Public can play crucial role in legitimising EU


IRELAND IS a cockpit for contending European political currents in the closing stages of the second Lisbon referendum. It is also a laboratory for contending explanations of how politicisation changes the European Union. Whatever the outcome, this campaign will have a lasting effect on dimensions of the EU and Ireland’s involvement in them.

Politicisation makes European issues part of domestic politics. The process has intensified since the 1990s. The EU’s boundaries changed with territorial enlargements, the growing scope of its policymaking had a greater impact on everyday life and there was more opportunity for public participation through referendums, general elections and media debates.

A process largely dominated by political elites and executives in the first three decades of European integration was transformed into one in which they pay more regard to the public. Hence the agonising over democratic deficits, legitimacy and political reforms over the last decade. Lisbon is the culmination of those debates, which have oscillated between arguments over constitutionalising the EU and making it more efficient.

The treaty is an uneasy compromise between the approaches. It incorporates most of the institutional innovations contained in the constitutional treaty brokered during the Irish EU presidency in 2004, but it strips out the symbols and unitary structures which would have required referendums elsewhere after the treaty was defeated in France and the Netherlands, in pursuit of potentially more effective policy outcomes.

Implicit in this is a desire by some executive elites and theorists to put the political genie back in the bottle. They fear politicisation of EU affairs will undermine this consensual system. Such public contestation cannot be confined to policies within it, but is bound to spill over into whether or not the EU is a good thing, they feel.

This can be seen in the identity wars over immigration, citizenship and religion that politicise “who we are” questions in a rash of populist nationalisms and far-right movements. When these interact with left/right contests between the winners and losers of integration policies, it is a volatile brew, evident in the No campaign.

In that case, the system would be unsustainable as it is not able to withstand both contests simultaneously. Instead, governments should rely on achieving better policy outcomes together in fields like energy, climate change and economic co-ordination that are capable of improving public welfare at domestic level if its future legitimacy is to be secured.

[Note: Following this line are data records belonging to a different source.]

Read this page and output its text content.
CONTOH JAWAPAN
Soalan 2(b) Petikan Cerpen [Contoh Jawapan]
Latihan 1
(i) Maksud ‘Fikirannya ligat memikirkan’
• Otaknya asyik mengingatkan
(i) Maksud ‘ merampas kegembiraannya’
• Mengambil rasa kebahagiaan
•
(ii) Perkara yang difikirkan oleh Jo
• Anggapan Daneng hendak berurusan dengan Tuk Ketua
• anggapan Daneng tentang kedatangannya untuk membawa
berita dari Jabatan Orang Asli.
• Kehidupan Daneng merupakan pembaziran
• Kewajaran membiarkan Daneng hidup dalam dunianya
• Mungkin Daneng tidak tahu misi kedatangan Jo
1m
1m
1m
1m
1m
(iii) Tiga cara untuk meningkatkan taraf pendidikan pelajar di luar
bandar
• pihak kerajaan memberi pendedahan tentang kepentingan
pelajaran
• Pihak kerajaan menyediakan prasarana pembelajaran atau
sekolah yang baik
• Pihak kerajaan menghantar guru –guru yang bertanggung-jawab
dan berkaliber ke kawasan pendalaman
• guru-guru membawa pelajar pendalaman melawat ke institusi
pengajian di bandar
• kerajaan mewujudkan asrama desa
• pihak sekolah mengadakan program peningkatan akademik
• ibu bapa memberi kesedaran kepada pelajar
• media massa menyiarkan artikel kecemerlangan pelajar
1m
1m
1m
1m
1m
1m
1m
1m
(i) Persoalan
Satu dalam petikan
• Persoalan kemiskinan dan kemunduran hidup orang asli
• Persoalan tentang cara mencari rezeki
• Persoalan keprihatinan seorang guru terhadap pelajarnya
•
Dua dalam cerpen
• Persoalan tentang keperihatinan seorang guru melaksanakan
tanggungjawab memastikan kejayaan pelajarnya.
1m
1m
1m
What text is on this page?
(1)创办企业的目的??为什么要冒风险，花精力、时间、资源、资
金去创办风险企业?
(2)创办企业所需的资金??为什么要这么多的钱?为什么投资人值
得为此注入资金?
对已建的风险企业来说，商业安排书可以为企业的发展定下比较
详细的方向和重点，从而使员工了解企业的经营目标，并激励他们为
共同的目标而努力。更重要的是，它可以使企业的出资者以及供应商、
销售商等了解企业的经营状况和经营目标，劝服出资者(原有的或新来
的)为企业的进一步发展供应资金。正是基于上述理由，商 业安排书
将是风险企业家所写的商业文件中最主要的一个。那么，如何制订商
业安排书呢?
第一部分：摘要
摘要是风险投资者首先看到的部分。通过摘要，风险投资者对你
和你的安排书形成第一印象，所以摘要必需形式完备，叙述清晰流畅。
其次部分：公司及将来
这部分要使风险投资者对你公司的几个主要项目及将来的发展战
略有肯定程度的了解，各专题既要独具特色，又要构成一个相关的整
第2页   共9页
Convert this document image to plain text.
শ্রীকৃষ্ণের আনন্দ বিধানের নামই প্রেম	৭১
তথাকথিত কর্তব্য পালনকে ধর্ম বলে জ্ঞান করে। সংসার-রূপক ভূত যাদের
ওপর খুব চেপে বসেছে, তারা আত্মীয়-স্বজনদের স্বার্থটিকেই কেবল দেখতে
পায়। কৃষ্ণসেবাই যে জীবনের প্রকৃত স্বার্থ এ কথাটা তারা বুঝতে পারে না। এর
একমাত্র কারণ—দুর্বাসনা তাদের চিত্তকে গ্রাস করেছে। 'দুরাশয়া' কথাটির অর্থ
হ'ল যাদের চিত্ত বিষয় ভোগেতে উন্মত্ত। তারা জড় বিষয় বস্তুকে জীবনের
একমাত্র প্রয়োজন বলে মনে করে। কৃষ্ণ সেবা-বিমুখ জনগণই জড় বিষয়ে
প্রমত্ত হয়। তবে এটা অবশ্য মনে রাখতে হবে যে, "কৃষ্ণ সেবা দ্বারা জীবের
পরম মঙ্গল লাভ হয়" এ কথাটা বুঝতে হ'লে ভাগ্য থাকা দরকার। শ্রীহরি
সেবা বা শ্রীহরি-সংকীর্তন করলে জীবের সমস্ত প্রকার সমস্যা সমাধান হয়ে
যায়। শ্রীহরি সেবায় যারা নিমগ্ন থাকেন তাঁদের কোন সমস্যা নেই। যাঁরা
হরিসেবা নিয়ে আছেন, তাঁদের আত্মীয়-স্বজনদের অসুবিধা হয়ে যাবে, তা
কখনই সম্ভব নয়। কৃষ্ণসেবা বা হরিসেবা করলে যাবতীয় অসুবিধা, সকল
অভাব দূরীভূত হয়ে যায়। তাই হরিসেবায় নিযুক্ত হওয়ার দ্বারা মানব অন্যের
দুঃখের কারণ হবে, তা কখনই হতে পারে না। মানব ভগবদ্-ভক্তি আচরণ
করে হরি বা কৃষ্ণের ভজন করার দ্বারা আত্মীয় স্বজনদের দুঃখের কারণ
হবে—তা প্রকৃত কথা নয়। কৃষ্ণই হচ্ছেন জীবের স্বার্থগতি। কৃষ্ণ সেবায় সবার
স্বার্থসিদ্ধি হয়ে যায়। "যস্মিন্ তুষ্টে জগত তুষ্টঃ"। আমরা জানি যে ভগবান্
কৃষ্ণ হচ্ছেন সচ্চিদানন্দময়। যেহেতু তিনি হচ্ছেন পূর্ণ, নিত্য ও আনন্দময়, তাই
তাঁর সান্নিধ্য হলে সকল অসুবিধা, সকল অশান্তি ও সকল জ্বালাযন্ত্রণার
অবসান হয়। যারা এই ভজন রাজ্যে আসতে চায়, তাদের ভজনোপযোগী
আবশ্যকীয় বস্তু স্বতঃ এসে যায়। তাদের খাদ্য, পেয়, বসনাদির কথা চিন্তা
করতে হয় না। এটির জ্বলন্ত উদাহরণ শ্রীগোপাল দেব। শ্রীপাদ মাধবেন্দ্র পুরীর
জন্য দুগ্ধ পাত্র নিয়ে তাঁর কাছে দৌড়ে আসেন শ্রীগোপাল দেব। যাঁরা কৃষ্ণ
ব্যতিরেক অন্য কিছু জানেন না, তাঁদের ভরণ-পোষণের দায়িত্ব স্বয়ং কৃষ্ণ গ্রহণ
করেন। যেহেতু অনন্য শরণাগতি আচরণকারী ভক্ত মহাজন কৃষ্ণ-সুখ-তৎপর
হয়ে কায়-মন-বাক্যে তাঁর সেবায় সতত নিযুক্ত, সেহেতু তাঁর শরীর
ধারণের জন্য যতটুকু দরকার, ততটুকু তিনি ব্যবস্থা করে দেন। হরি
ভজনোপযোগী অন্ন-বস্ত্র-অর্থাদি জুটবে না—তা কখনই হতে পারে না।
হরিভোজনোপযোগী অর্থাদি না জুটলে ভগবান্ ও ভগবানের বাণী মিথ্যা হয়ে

Public participation, whether by referendums, left/right contests or arguments over cultural inclusion should be minimised.

Other political practitioners and theorists disagree profoundly with this analysis, saying it is impossible to roll politicisation back. Instead, contestation and competition about EU affairs should be welcomed and channelled into new democratic practices.

Due to its history, Lisbon makes only a modest contribution to this endeavour, largely by strengthening European and national parliamentary co-decision and oversight on EU policymaking. There is also provision for citizen initiatives.

Although Lisbon introduces more democratic accountability, the treaty does not enable or inhibit politicisation.

On this alternative reading, the process will continue irrespectively, reflecting political, social and cultural forces already mobilised and the need for established parties and executives to deal with them. It is therefore a mistake to exaggerate the effects of the treaty text on political practice, since this has more to do with the balance between the left and right in European politics.

A powerful argument can be made that if this does not happen, EU policymaking will be sub-optimal, because choices have to be made between the winners and losers of integration. This is best done by public deliberation, predominantly left/right competition and more transparent relationships between voting, leadership and policy choices.

Otherwise, policies will not be accepted and the system will gradually destabilise. Within this paradigm a separate argument holds that such policy and regulatory competition needs to be more decentralised and flexible between varying territorial and policy interests as it can be shown empirically that diversity enhances effectiveness.

Although the treaty is relatively neutral on politicisation, the setting in which it takes place would be deeply affected by Ireland’s vote. If it is a Yes, the system’s legitimacy would be enhanced. There would be more incentives and opportunities for developing its collective politics in coming years, based on an established political and economic architecture and on debate and contestation in rather than of it. In contrast treaty referendums are zero-sum events, empowering extremes and inhibiting balanced judgments.

If it is a No, politics would be concerned with the emergence of a tiered EU system. Ireland would be consigned to the slipstream of a new Conservative-ruled UK, losing the genuine independence brought by EU membership.

Lisbon’s admittedly imperfect compromise between contending political left/right and identitarian forces would not be available in this setting. It follows that in deciding on it, the best should not be made the enemy of the good.